Stephen Harper says his government followed foreign takeover law in blocking BHP's controversial $38.6-billion (U.S.) offer for Potash Corp. on Nov. 3. But the rules are broad and vague, giving Ottawa plenty of room to manoeuvre when decisions carry political risk - such as the prospect of a Saskatchewan voter backlash that threatened to follow the sale of a provincial icon.
Both federal sources and BHP now say that Ottawa insisted the mining giant provide a solid pledge to develop a massive potash deposit in south-central Saskatchewan - even though the company had not completed the preliminary work necessary for a final decision on this project.
Outside estimates say the proposed Jansen mine would require up to $12-billion in investment to complete. If ever completed, it would become Saskatchewan's first new potash mine in 40 years and generate thousands of new jobs for the province.
Analysts say it appears Ottawa was weighing down the negotiations with demands that BHP would clearly be unable to meet. The company still must do pre-engineering work on the project and get environmental approvals before its board of directors makes a final decision on whether to proceed.
Ottawa's demand "sure sounds poison pill-ish," said Robert Johnston, an analyst with Washington, D.C.-based Eurasia Group.
"Either they knew BHP couldn't meet it or they didn't know how the investment process works - and neither option is particularly flattering," said the analyst, who advises international clients on countries' political risk.
BHP defended its refusal to offer Ottawa an ironclad promise to develop Jansen.
"During our discussions with the IRD, BHP Billiton understood that the Minister would require, amongst other things, a firm commitment that BHP Billiton would execute the Jansen project," company spokesman Ruban Yogarajah said.
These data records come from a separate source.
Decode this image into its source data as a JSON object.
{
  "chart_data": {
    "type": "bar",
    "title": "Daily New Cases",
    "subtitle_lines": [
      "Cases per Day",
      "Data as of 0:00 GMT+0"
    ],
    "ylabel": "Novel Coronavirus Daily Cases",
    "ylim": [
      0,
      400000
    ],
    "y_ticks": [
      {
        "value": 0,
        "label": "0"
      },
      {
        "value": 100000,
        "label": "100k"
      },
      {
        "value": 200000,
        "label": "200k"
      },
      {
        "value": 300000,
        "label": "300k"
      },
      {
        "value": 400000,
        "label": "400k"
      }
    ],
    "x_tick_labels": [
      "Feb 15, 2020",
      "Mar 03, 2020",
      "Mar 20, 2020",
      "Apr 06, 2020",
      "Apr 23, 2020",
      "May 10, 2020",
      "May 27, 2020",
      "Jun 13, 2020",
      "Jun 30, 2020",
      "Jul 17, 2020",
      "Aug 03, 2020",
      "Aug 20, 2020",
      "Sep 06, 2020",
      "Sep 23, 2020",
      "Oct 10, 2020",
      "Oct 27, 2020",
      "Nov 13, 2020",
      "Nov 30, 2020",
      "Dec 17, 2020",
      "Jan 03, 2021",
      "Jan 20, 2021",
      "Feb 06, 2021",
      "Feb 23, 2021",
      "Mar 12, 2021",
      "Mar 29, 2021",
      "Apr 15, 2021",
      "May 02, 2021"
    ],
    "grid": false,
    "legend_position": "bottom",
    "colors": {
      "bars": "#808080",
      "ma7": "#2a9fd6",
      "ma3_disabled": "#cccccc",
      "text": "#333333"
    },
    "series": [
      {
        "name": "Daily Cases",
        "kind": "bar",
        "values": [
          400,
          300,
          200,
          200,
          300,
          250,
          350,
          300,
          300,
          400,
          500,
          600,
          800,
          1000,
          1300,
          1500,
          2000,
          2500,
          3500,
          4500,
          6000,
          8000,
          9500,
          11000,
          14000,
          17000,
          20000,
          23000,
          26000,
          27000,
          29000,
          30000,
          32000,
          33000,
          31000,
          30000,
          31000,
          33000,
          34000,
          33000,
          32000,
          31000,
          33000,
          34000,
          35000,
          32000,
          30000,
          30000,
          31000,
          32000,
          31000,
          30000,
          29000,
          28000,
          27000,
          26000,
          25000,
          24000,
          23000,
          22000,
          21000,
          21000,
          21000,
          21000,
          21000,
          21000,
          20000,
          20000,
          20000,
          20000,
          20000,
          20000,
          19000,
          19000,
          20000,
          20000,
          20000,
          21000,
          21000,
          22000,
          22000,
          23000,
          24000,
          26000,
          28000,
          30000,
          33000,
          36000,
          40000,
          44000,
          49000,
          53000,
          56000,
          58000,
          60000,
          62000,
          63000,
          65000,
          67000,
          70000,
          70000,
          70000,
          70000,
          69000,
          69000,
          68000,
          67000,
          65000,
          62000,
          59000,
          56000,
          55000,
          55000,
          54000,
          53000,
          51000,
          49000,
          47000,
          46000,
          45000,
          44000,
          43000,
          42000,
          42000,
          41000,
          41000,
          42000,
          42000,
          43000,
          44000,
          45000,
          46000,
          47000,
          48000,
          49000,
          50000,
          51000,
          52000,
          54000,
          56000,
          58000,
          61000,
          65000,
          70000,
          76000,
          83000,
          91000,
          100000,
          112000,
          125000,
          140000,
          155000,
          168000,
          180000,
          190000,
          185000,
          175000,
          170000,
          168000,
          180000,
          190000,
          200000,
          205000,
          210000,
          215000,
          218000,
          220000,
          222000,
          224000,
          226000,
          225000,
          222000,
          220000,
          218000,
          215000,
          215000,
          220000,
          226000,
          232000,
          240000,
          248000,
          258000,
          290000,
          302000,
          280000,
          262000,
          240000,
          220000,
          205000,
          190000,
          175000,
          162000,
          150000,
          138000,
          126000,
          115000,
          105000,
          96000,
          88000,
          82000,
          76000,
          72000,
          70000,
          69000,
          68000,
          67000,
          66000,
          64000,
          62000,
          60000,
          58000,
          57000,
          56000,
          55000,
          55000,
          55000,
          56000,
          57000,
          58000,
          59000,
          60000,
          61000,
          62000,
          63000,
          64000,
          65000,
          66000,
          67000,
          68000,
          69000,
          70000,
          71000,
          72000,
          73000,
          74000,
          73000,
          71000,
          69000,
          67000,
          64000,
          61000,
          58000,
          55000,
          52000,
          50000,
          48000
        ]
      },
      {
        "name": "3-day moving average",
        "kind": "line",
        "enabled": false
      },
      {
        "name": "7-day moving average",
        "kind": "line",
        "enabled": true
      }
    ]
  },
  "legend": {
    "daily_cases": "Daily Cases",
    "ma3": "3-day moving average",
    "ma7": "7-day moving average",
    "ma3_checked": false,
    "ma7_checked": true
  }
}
He said the company could not circumvent controls in place to protect its shareholders by making such a pledge without due diligence first.
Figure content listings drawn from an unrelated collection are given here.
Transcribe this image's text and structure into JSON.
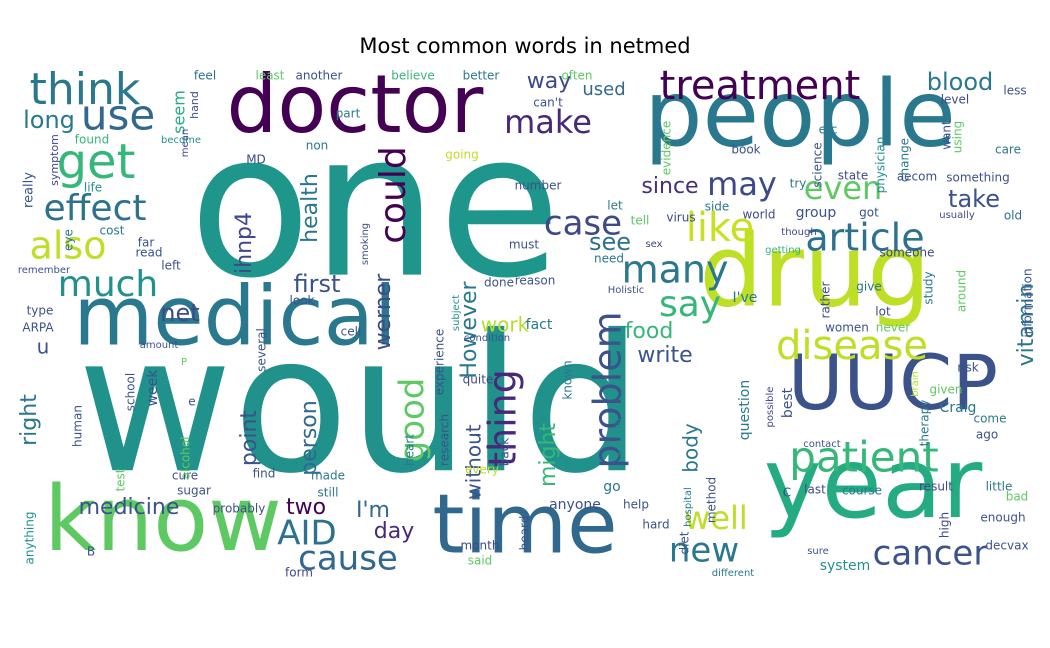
{
  "chart_data": {
    "type": "wordcloud",
    "title": "Most common words in netmed",
    "colormap": "viridis",
    "words": [
      {
        "text": "would",
        "weight": 1.0,
        "color": "#21918c"
      },
      {
        "text": "one",
        "weight": 0.95,
        "color": "#1f968b"
      },
      {
        "text": "people",
        "weight": 0.62,
        "color": "#2a788e"
      },
      {
        "text": "doctor",
        "weight": 0.55,
        "color": "#440154"
      },
      {
        "text": "drug",
        "weight": 0.6,
        "color": "#bddf26"
      },
      {
        "text": "year",
        "weight": 0.6,
        "color": "#25ab82"
      },
      {
        "text": "medical",
        "weight": 0.56,
        "color": "#2a788e"
      },
      {
        "text": "know",
        "weight": 0.5,
        "color": "#5ec962"
      },
      {
        "text": "time",
        "weight": 0.55,
        "color": "#31688e"
      },
      {
        "text": "UUCP",
        "weight": 0.42,
        "color": "#3b528b"
      },
      {
        "text": "treatment",
        "weight": 0.26,
        "color": "#440154"
      },
      {
        "text": "patient",
        "weight": 0.3,
        "color": "#35b779"
      },
      {
        "text": "disease",
        "weight": 0.27,
        "color": "#bddf26"
      },
      {
        "text": "article",
        "weight": 0.27,
        "color": "#2c728e"
      },
      {
        "text": "problem",
        "weight": 0.26,
        "color": "#3b528b"
      },
      {
        "text": "think",
        "weight": 0.24,
        "color": "#2a788e"
      },
      {
        "text": "use",
        "weight": 0.22,
        "color": "#31688e"
      },
      {
        "text": "get",
        "weight": 0.26,
        "color": "#35b779"
      },
      {
        "text": "effect",
        "weight": 0.21,
        "color": "#2c728e"
      },
      {
        "text": "also",
        "weight": 0.24,
        "color": "#bddf26"
      },
      {
        "text": "much",
        "weight": 0.2,
        "color": "#21918c"
      },
      {
        "text": "make",
        "weight": 0.2,
        "color": "#482878"
      },
      {
        "text": "like",
        "weight": 0.24,
        "color": "#c8e020"
      },
      {
        "text": "even",
        "weight": 0.2,
        "color": "#5ec962"
      },
      {
        "text": "may",
        "weight": 0.2,
        "color": "#3e4989"
      },
      {
        "text": "case",
        "weight": 0.22,
        "color": "#3e4989"
      },
      {
        "text": "many",
        "weight": 0.22,
        "color": "#2a788e"
      },
      {
        "text": "could",
        "weight": 0.2,
        "color": "#440154"
      },
      {
        "text": "say",
        "weight": 0.2,
        "color": "#35b779"
      },
      {
        "text": "good",
        "weight": 0.2,
        "color": "#5ec962"
      },
      {
        "text": "thing",
        "weight": 0.2,
        "color": "#482878"
      },
      {
        "text": "cancer",
        "weight": 0.2,
        "color": "#3b528b"
      },
      {
        "text": "cause",
        "weight": 0.2,
        "color": "#31688e"
      },
      {
        "text": "AID",
        "weight": 0.2,
        "color": "#2c728e"
      },
      {
        "text": "new",
        "weight": 0.19,
        "color": "#2a788e"
      },
      {
        "text": "well",
        "weight": 0.18,
        "color": "#bddf26"
      },
      {
        "text": "medicine",
        "weight": 0.14,
        "color": "#3b528b"
      },
      {
        "text": "blood",
        "weight": 0.14,
        "color": "#2a788e"
      },
      {
        "text": "long",
        "weight": 0.14,
        "color": "#2a788e"
      },
      {
        "text": "used",
        "weight": 0.12,
        "color": "#31688e"
      },
      {
        "text": "way",
        "weight": 0.15,
        "color": "#3e4989"
      },
      {
        "text": "take",
        "weight": 0.14,
        "color": "#3b528b"
      },
      {
        "text": "since",
        "weight": 0.14,
        "color": "#472d7b"
      },
      {
        "text": "see",
        "weight": 0.14,
        "color": "#2c728e"
      },
      {
        "text": "health",
        "weight": 0.13,
        "color": "#2a788e"
      },
      {
        "text": "first",
        "weight": 0.14,
        "color": "#3b528b"
      },
      {
        "text": "net",
        "weight": 0.14,
        "color": "#3e4989"
      },
      {
        "text": "werner",
        "weight": 0.13,
        "color": "#3e4989"
      },
      {
        "text": "However",
        "weight": 0.13,
        "color": "#2a788e"
      },
      {
        "text": "work",
        "weight": 0.12,
        "color": "#b5de2b"
      },
      {
        "text": "food",
        "weight": 0.13,
        "color": "#35b779"
      },
      {
        "text": "write",
        "weight": 0.13,
        "color": "#3b528b"
      },
      {
        "text": "vitamin",
        "weight": 0.14,
        "color": "#2a788e"
      },
      {
        "text": "person",
        "weight": 0.13,
        "color": "#31688e"
      },
      {
        "text": "point",
        "weight": 0.13,
        "color": "#3b528b"
      },
      {
        "text": "right",
        "weight": 0.13,
        "color": "#2a788e"
      },
      {
        "text": "ihnp4",
        "weight": 0.13,
        "color": "#3e4989"
      },
      {
        "text": "might",
        "weight": 0.14,
        "color": "#35b779"
      },
      {
        "text": "without",
        "weight": 0.13,
        "color": "#3b528b"
      },
      {
        "text": "body",
        "weight": 0.12,
        "color": "#2a788e"
      },
      {
        "text": "I'm",
        "weight": 0.14,
        "color": "#31688e"
      },
      {
        "text": "day",
        "weight": 0.14,
        "color": "#482878"
      },
      {
        "text": "two",
        "weight": 0.13,
        "color": "#440154"
      },
      {
        "text": "group",
        "weight": 0.1,
        "color": "#3b528b"
      },
      {
        "text": "seem",
        "weight": 0.1,
        "color": "#25ab82"
      },
      {
        "text": "really",
        "weight": 0.09,
        "color": "#3b528b"
      },
      {
        "text": "feel",
        "weight": 0.08,
        "color": "#2c728e"
      },
      {
        "text": "least",
        "weight": 0.07,
        "color": "#5ec962"
      },
      {
        "text": "another",
        "weight": 0.07,
        "color": "#3b528b"
      },
      {
        "text": "believe",
        "weight": 0.07,
        "color": "#35b779"
      },
      {
        "text": "better",
        "weight": 0.07,
        "color": "#2a788e"
      },
      {
        "text": "often",
        "weight": 0.07,
        "color": "#5ec962"
      },
      {
        "text": "can't",
        "weight": 0.07,
        "color": "#3b528b"
      },
      {
        "text": "part",
        "weight": 0.07,
        "color": "#2a788e"
      },
      {
        "text": "non",
        "weight": 0.07,
        "color": "#2a788e"
      },
      {
        "text": "going",
        "weight": 0.07,
        "color": "#bddf26"
      },
      {
        "text": "MD",
        "weight": 0.07,
        "color": "#3e4989"
      },
      {
        "text": "life",
        "weight": 0.07,
        "color": "#21918c"
      },
      {
        "text": "found",
        "weight": 0.07,
        "color": "#35b779"
      },
      {
        "text": "hand",
        "weight": 0.06,
        "color": "#3b528b"
      },
      {
        "text": "mean",
        "weight": 0.06,
        "color": "#3e4989"
      },
      {
        "text": "become",
        "weight": 0.06,
        "color": "#21918c"
      },
      {
        "text": "symptom",
        "weight": 0.06,
        "color": "#3e4989"
      },
      {
        "text": "etc",
        "weight": 0.07,
        "color": "#2a788e"
      },
      {
        "text": "evidence",
        "weight": 0.07,
        "color": "#5ec962"
      },
      {
        "text": "physician",
        "weight": 0.07,
        "color": "#21918c"
      },
      {
        "text": "change",
        "weight": 0.07,
        "color": "#2a788e"
      },
      {
        "text": "science",
        "weight": 0.07,
        "color": "#3b528b"
      },
      {
        "text": "book",
        "weight": 0.07,
        "color": "#3b528b"
      },
      {
        "text": "level",
        "weight": 0.07,
        "color": "#3e4989"
      },
      {
        "text": "want",
        "weight": 0.07,
        "color": "#3b528b"
      },
      {
        "text": "using",
        "weight": 0.06,
        "color": "#5ec962"
      },
      {
        "text": "less",
        "weight": 0.07,
        "color": "#3b528b"
      },
      {
        "text": "care",
        "weight": 0.07,
        "color": "#2a788e"
      },
      {
        "text": "something",
        "weight": 0.07,
        "color": "#3b528b"
      },
      {
        "text": "old",
        "weight": 0.06,
        "color": "#2c728e"
      },
      {
        "text": "usually",
        "weight": 0.06,
        "color": "#3e4989"
      },
      {
        "text": "state",
        "weight": 0.07,
        "color": "#3e4989"
      },
      {
        "text": "aecom",
        "weight": 0.07,
        "color": "#3b528b"
      },
      {
        "text": "try",
        "weight": 0.07,
        "color": "#2a788e"
      },
      {
        "text": "number",
        "weight": 0.07,
        "color": "#3b528b"
      },
      {
        "text": "let",
        "weight": 0.07,
        "color": "#2a788e"
      },
      {
        "text": "tell",
        "weight": 0.07,
        "color": "#5ec962"
      },
      {
        "text": "virus",
        "weight": 0.07,
        "color": "#3e4989"
      },
      {
        "text": "side",
        "weight": 0.07,
        "color": "#2a788e"
      },
      {
        "text": "world",
        "weight": 0.07,
        "color": "#3e4989"
      },
      {
        "text": "got",
        "weight": 0.07,
        "color": "#3b528b"
      },
      {
        "text": "though",
        "weight": 0.06,
        "color": "#3e4989"
      },
      {
        "text": "getting",
        "weight": 0.06,
        "color": "#35b779"
      },
      {
        "text": "someone",
        "weight": 0.06,
        "color": "#3e4989"
      },
      {
        "text": "study",
        "weight": 0.06,
        "color": "#2a788e"
      },
      {
        "text": "around",
        "weight": 0.06,
        "color": "#5ec962"
      },
      {
        "text": "information",
        "weight": 0.06,
        "color": "#3b528b"
      },
      {
        "text": "give",
        "weight": 0.07,
        "color": "#2c728e"
      },
      {
        "text": "rather",
        "weight": 0.06,
        "color": "#3e4989"
      },
      {
        "text": "lot",
        "weight": 0.07,
        "color": "#3e4989"
      },
      {
        "text": "women",
        "weight": 0.06,
        "color": "#3b528b"
      },
      {
        "text": "never",
        "weight": 0.06,
        "color": "#5ec962"
      },
      {
        "text": "risk",
        "weight": 0.07,
        "color": "#3b528b"
      },
      {
        "text": "given",
        "weight": 0.07,
        "color": "#5ec962"
      },
      {
        "text": "Craig",
        "weight": 0.07,
        "color": "#2a788e"
      },
      {
        "text": "therapy",
        "weight": 0.07,
        "color": "#2a788e"
      },
      {
        "text": "brain",
        "weight": 0.06,
        "color": "#b5de2b"
      },
      {
        "text": "come",
        "weight": 0.07,
        "color": "#2a788e"
      },
      {
        "text": "ago",
        "weight": 0.07,
        "color": "#3b528b"
      },
      {
        "text": "result",
        "weight": 0.07,
        "color": "#3e4989"
      },
      {
        "text": "little",
        "weight": 0.07,
        "color": "#2a788e"
      },
      {
        "text": "bad",
        "weight": 0.07,
        "color": "#5ec962"
      },
      {
        "text": "enough",
        "weight": 0.07,
        "color": "#3b528b"
      },
      {
        "text": "high",
        "weight": 0.07,
        "color": "#3e4989"
      },
      {
        "text": "decvax",
        "weight": 0.07,
        "color": "#3b528b"
      },
      {
        "text": "last",
        "weight": 0.07,
        "color": "#3e4989"
      },
      {
        "text": "course",
        "weight": 0.07,
        "color": "#2a788e"
      },
      {
        "text": "system",
        "weight": 0.07,
        "color": "#21918c"
      },
      {
        "text": "sure",
        "weight": 0.06,
        "color": "#3b528b"
      },
      {
        "text": "different",
        "weight": 0.06,
        "color": "#2a788e"
      },
      {
        "text": "C",
        "weight": 0.07,
        "color": "#3e4989"
      },
      {
        "text": "question",
        "weight": 0.07,
        "color": "#2a788e"
      },
      {
        "text": "best",
        "weight": 0.07,
        "color": "#3b528b"
      },
      {
        "text": "possible",
        "weight": 0.06,
        "color": "#3e4989"
      },
      {
        "text": "contact",
        "weight": 0.06,
        "color": "#3b528b"
      },
      {
        "text": "hospital",
        "weight": 0.06,
        "color": "#2a788e"
      },
      {
        "text": "actually",
        "weight": 0.06,
        "color": "#21918c"
      },
      {
        "text": "method",
        "weight": 0.06,
        "color": "#3b528b"
      },
      {
        "text": "diet",
        "weight": 0.06,
        "color": "#3b528b"
      },
      {
        "text": "hard",
        "weight": 0.07,
        "color": "#3b528b"
      },
      {
        "text": "help",
        "weight": 0.07,
        "color": "#3b528b"
      },
      {
        "text": "anyone",
        "weight": 0.07,
        "color": "#3b528b"
      },
      {
        "text": "go",
        "weight": 0.07,
        "color": "#2a788e"
      },
      {
        "text": "heard",
        "weight": 0.07,
        "color": "#3b528b"
      },
      {
        "text": "month",
        "weight": 0.07,
        "color": "#3e4989"
      },
      {
        "text": "said",
        "weight": 0.07,
        "color": "#5ec962"
      },
      {
        "text": "form",
        "weight": 0.07,
        "color": "#3e4989"
      },
      {
        "text": "every",
        "weight": 0.07,
        "color": "#bddf26"
      },
      {
        "text": "back",
        "weight": 0.07,
        "color": "#3b528b"
      },
      {
        "text": "heart",
        "weight": 0.07,
        "color": "#2a788e"
      },
      {
        "text": "research",
        "weight": 0.07,
        "color": "#3b528b"
      },
      {
        "text": "quite",
        "weight": 0.07,
        "color": "#3e4989"
      },
      {
        "text": "known",
        "weight": 0.07,
        "color": "#2a788e"
      },
      {
        "text": "experience",
        "weight": 0.07,
        "color": "#3b528b"
      },
      {
        "text": "subject",
        "weight": 0.06,
        "color": "#21918c"
      },
      {
        "text": "condition",
        "weight": 0.06,
        "color": "#3b528b"
      },
      {
        "text": "Holistic",
        "weight": 0.06,
        "color": "#3b528b"
      },
      {
        "text": "I've",
        "weight": 0.07,
        "color": "#2a788e"
      },
      {
        "text": "fact",
        "weight": 0.07,
        "color": "#2a788e"
      },
      {
        "text": "reason",
        "weight": 0.07,
        "color": "#3b528b"
      },
      {
        "text": "done",
        "weight": 0.07,
        "color": "#3b528b"
      },
      {
        "text": "need",
        "weight": 0.07,
        "color": "#2a788e"
      },
      {
        "text": "sex",
        "weight": 0.06,
        "color": "#3e4989"
      },
      {
        "text": "must",
        "weight": 0.07,
        "color": "#3b528b"
      },
      {
        "text": "cell",
        "weight": 0.07,
        "color": "#3b528b"
      },
      {
        "text": "look",
        "weight": 0.07,
        "color": "#3b528b"
      },
      {
        "text": "smoking",
        "weight": 0.06,
        "color": "#3b528b"
      },
      {
        "text": "several",
        "weight": 0.07,
        "color": "#3b528b"
      },
      {
        "text": "still",
        "weight": 0.07,
        "color": "#2a788e"
      },
      {
        "text": "made",
        "weight": 0.07,
        "color": "#2a788e"
      },
      {
        "text": "sugar",
        "weight": 0.07,
        "color": "#3b528b"
      },
      {
        "text": "cure",
        "weight": 0.07,
        "color": "#3b528b"
      },
      {
        "text": "probably",
        "weight": 0.07,
        "color": "#3b528b"
      },
      {
        "text": "alcohol",
        "weight": 0.07,
        "color": "#5ec962"
      },
      {
        "text": "find",
        "weight": 0.07,
        "color": "#3b528b"
      },
      {
        "text": "test",
        "weight": 0.06,
        "color": "#5ec962"
      },
      {
        "text": "week",
        "weight": 0.08,
        "color": "#3b528b"
      },
      {
        "text": "school",
        "weight": 0.07,
        "color": "#3b528b"
      },
      {
        "text": "human",
        "weight": 0.07,
        "color": "#3b528b"
      },
      {
        "text": "amount",
        "weight": 0.06,
        "color": "#3b528b"
      },
      {
        "text": "u",
        "weight": 0.09,
        "color": "#3b528b"
      },
      {
        "text": "ARPA",
        "weight": 0.07,
        "color": "#3b528b"
      },
      {
        "text": "type",
        "weight": 0.07,
        "color": "#3b528b"
      },
      {
        "text": "remember",
        "weight": 0.06,
        "color": "#3b528b"
      },
      {
        "text": "eye",
        "weight": 0.07,
        "color": "#2a788e"
      },
      {
        "text": "cost",
        "weight": 0.07,
        "color": "#2a788e"
      },
      {
        "text": "far",
        "weight": 0.07,
        "color": "#3b528b"
      },
      {
        "text": "read",
        "weight": 0.07,
        "color": "#3b528b"
      },
      {
        "text": "left",
        "weight": 0.07,
        "color": "#3b528b"
      },
      {
        "text": "anything",
        "weight": 0.07,
        "color": "#21918c"
      },
      {
        "text": "B",
        "weight": 0.07,
        "color": "#3b528b"
      },
      {
        "text": "P",
        "weight": 0.06,
        "color": "#5ec962"
      },
      {
        "text": "e",
        "weight": 0.06,
        "color": "#3b528b"
      }
    ]
  }
}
"We are unable to guarantee external approvals and the internal approval processes are designed to safeguard investment in the interests of ensuring shareholder value," Mr. Yogarajah said.
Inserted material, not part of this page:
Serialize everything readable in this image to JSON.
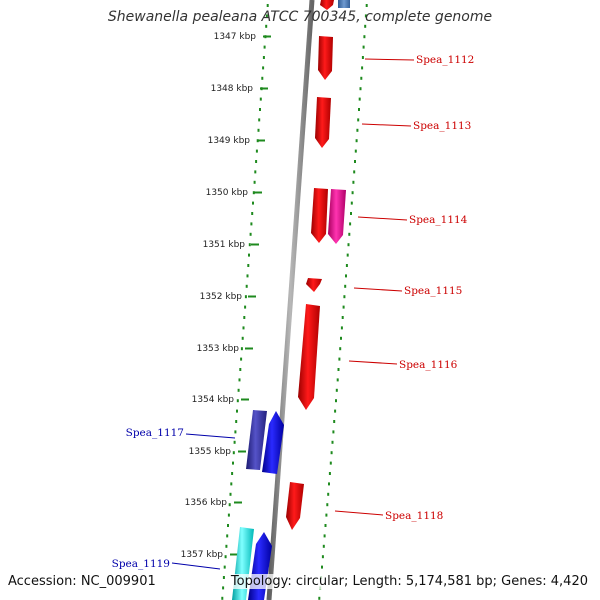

"All major companies follow a process to evaluate and approve major investments," he said.
"This is a fundamental fiduciary and legal obligation of any board and management team and we could not … undermine this governance process by making commitments of billions of dollars before due process was followed."
Now that BHP has withdrawn its bid, Industry Minister Tony Clement is readying to clarify the rules for foreign investment in Canada in the wake of the Potash Corp. decision. This was initially planned for Dec. 3 but BHP's decision to walk away has likely sped up the timetable.
Mr. Clement's challenge, however, will be to avoid creating the impression that the Conservatives changed the rules for outside investors during its deliberations over the BHP bid.
The day after Ottawa blocked the bid, Agriculture Minister Gerry Ritz suggested it was because Potash Corp. was a "strategic resource." But the word strategic is not found in the Investment Canada Act, which suggests the Tories invented new rationale to reject the takeover.
Glen Hodgson, chief economist at the Conference Board of Canada, said the government needs to send clear signals to the international business community about the rules for foreign investment in Canada.
"Investors would like to see a clear statement of what the norms are and what the expectations are," said Mr. Hodgson, co-author of a study commissioned by Saskatchewan on the ill-fated BHP bid.
In that report, the Conference Board warned the rejection of the BHP deal could send a signal that Canada - and Saskatchewan - were less open to foreign investment, a perception that would result in less resource development in the future.
"If you do it through case law, the cases don't seem to be particularly well aligned. We have past decisions and now we have this and frankly none of us understand exactly why. And public policy is better if everybody has the same understanding.
"The more clarity we have, the easier it is to sell Canada as an attractive foreign investment destination."
Foreign investors may have been surprised by Ottawa's rejection of BHP, but they shouldn't have been shocked, given the immense political pressure the Harper government was facing, said the Eurasia Group's Mr. Johnston.
"The only real risk is if they don't come up with a good clarification on why they made the decision, and some clearer indication for the future," said the analyst, who has been fielding queries from international clients on the decision.
Still, he said, it will be tough to come up with a policy statement that would cover such diverse assets as oil-sands companies and key high-tech firms like Research in Motion.
Mr. Johnston added that Canada's trading partners will be watching the Harper government's effort to clarify the rules and may move to match any perceived barriers to takeover of companies in sectors that are considered strategic.
"Other countries will be looking at the new guidelines - this isn't just about Canada any more."